We see you, flautist, breathing down your instrument’s cold, cold pipes to warm it up. The mere thought of the film of saliva condensation on the inside makes us heave.
You know that smell you get behind a wristwatch in the summer? Imagine that, but on your neck, for several hours on end. Couple it with all that blood soaked into the fingerboard and you’ve got yourself a fairly rank cocktail.
Think of the piano in your local practice room. Think of all the fingers which have wiped their detritus on the keys before you sat down in front of it.
If you’re a pianist and you don’t wash your hands between playing each note then please do us the favour of never offering us a high five, handshake or anything you’ve ever touched.
All those punishing ululations mean the human singing voice can be a fragile thing.
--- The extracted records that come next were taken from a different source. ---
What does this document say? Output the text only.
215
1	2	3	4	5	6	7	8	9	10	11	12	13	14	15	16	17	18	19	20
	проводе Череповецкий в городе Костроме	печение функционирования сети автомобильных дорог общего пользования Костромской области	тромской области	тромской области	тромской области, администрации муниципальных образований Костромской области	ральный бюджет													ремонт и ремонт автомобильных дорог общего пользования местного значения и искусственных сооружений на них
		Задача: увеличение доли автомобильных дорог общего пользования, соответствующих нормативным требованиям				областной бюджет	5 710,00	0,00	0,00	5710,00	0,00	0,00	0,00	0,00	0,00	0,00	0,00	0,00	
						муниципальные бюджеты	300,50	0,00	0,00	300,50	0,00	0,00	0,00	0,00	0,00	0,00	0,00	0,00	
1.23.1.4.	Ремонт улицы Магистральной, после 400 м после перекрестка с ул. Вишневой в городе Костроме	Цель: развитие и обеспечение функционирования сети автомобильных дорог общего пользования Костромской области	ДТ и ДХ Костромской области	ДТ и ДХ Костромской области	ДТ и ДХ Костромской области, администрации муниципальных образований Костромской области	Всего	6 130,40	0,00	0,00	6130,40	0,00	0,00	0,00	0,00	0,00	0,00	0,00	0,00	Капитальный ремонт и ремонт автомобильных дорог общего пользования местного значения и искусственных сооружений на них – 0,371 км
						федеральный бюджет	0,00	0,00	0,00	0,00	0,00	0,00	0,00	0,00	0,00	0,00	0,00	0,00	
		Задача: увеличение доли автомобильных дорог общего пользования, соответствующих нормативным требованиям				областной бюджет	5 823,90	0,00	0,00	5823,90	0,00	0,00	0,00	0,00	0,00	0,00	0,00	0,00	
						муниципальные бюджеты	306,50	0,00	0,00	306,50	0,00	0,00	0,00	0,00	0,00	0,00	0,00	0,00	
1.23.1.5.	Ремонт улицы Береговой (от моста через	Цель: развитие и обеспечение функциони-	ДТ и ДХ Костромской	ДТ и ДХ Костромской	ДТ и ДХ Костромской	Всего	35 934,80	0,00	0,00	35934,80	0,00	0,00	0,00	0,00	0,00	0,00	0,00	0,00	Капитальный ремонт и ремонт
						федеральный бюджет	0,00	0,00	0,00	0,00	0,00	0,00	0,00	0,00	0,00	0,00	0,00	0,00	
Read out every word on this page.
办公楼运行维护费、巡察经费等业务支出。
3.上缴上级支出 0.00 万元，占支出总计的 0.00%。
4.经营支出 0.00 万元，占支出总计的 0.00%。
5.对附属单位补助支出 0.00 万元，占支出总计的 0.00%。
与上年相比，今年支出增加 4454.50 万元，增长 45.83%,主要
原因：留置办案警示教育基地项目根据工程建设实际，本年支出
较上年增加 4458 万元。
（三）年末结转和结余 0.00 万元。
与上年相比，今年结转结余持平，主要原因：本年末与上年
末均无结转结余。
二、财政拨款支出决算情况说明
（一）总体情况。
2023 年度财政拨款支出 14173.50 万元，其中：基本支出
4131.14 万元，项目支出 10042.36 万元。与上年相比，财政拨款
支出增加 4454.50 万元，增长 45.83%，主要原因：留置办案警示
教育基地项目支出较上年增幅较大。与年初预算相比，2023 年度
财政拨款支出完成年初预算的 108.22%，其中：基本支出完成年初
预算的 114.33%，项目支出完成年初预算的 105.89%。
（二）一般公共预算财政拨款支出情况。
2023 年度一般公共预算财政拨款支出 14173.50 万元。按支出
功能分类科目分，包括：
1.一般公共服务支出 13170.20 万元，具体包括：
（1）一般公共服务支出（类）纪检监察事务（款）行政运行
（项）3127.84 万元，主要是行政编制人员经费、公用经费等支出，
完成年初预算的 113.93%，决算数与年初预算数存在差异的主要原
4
Singers know better than anyone the pain of over-exertion, and that’s why it’s absolutely necessary and not at all disgusting to throw the head back and gargle potent mixes of throat-coat tea and salt for minutes at a time while people are in the next room.
Few instruments require such a full body workout when played at soloist levels of passion, and the consequential sweat build-up in unusual areas is not something to be taken lightly.
Oh, nice glass of water you have there. Looks refreshing! Wait – it’s been there for HOW long? And you put WHAT in there? And that’s supposed to be… good, in some way?!
*Oboists need to stop putting their reed water in plain sight.
Like the oboe, but bigger, worse, and more disgusting.
Oh, deep and sonorous tuba, your low end makes every orchestral piece that bit richer. But lurking in your lengthy pipes is something grim, something rotten. Something wrong. And it’s not the pulsing bass part of a Mahler symphony. No, it’s human saliva.
Gallons upon gallons of the stuff (well, potentially gallons), sloshing around your intestinal tubes, just waiting to be released with the twist of a spit valve. Utter, utter filth.
And due to the comparative size of both its pipes and its valve, it out-yucks its brass family colleagues easily.
How they laugh, your orchestral colleagues, as you gaily upend your instrument and let the torrents gush forth. But they are not really laughing. They are grimacing.